Input (for Geometry Analysis)
The Input subnode is added by default as subnode of the Geometry Analysis node. Use it to specify the boundaries where the wires enter the domain or, in the case of a closed-loop coil, an interior boundary crossed by the wires. Used in combination with the Output (for Geometry Analysis) node, it also defines the direction of the current flow in an open coil (from Input to Output).
When applied on one or more boundaries, a red arrow in the Graphics window will show the direction of the wire. Select the Reverse direction check box to reverse the direction of the wires.
Slanted Cut
When using the default settings, the wire direction is forced to be orthogonal to the boundary. In some cases, however, the natural direction of the current (or the wires) is at an angle with respect to the input or output normal. A typical example is a helical coil, where the input and output boundaries represent periodicity planes (see Figure 5-3).
Figure 5-3: A helical coil with slanted ends. The slanted cut represents a periodicity plane.
To accommodate this case, the Slanted cut check box allows you to relax the constraints used for determining the coil geometry (it applies the boundary constraint “on average” rather than locally).
For this reason, this setting should not be used when you want to excite multiple separate coils having different shapes using the same input feature. If you have multiple coils with a slanted cut connected in parallel, the recommended approach is to use a separate coil feature for each one of them, and connect the coils in parallel using a circuit (or something equivalent to a circuit).

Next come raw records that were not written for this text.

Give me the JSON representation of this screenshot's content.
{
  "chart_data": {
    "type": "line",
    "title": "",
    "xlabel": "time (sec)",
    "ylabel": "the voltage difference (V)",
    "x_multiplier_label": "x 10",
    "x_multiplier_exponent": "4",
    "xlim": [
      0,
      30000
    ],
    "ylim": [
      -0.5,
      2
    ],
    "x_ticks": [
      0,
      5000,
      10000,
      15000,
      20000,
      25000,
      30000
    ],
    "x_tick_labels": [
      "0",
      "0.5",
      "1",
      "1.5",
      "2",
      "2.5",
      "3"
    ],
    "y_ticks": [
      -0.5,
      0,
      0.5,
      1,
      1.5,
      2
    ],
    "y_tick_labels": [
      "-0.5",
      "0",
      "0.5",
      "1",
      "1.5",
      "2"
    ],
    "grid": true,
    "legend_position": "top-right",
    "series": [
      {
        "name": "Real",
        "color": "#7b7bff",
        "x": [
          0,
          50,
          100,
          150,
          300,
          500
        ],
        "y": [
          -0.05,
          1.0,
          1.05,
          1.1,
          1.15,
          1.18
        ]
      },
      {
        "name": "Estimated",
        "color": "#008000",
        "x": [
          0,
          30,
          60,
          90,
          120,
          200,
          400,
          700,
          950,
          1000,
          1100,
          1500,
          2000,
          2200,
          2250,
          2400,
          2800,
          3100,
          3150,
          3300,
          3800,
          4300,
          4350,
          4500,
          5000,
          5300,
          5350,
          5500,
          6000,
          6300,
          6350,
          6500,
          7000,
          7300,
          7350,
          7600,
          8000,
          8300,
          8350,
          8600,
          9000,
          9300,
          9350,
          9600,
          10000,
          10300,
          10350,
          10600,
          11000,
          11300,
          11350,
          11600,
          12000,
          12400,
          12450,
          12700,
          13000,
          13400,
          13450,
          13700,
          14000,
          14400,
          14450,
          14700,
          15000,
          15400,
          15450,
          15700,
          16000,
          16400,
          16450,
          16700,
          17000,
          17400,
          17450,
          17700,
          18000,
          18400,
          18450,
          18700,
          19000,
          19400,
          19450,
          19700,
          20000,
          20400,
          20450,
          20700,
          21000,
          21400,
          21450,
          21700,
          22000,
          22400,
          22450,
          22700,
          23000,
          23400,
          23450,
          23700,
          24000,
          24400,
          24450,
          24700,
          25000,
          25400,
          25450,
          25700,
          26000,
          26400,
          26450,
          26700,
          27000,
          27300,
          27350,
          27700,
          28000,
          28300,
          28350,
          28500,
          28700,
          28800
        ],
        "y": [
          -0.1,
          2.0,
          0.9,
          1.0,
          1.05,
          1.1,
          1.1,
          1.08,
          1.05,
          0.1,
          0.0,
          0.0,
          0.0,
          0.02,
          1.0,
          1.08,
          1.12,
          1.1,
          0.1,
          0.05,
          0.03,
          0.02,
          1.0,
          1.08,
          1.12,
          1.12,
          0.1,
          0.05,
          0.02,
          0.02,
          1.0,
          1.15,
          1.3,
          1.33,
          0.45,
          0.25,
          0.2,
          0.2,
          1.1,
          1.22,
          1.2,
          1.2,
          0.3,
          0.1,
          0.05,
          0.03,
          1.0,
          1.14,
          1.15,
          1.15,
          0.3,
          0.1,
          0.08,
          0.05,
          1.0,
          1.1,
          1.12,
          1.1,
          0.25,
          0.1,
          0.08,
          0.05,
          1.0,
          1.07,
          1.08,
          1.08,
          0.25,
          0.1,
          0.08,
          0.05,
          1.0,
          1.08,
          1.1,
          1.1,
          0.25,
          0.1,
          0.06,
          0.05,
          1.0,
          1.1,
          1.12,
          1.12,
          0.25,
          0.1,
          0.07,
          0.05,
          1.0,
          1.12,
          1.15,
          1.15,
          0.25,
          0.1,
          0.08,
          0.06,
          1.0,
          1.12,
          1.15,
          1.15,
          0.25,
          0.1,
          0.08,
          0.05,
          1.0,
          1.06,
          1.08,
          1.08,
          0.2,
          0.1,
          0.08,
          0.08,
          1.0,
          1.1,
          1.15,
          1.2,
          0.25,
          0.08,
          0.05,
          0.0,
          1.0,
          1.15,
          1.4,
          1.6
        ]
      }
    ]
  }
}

For an open coil, the Input subnode should never be added to boundaries that are interior to the coil’s domain selection. Note also that an open coil should have its start (Input) and end (Output) on boundaries that are exterior to the domain selection of the parent physics (for example, Magnetic Fields) and of a type that supports closure of the coil by means of an induced surface current density. The latter condition means Magnetic Insulation and, in the frequency domain, Impedance Boundary Condition.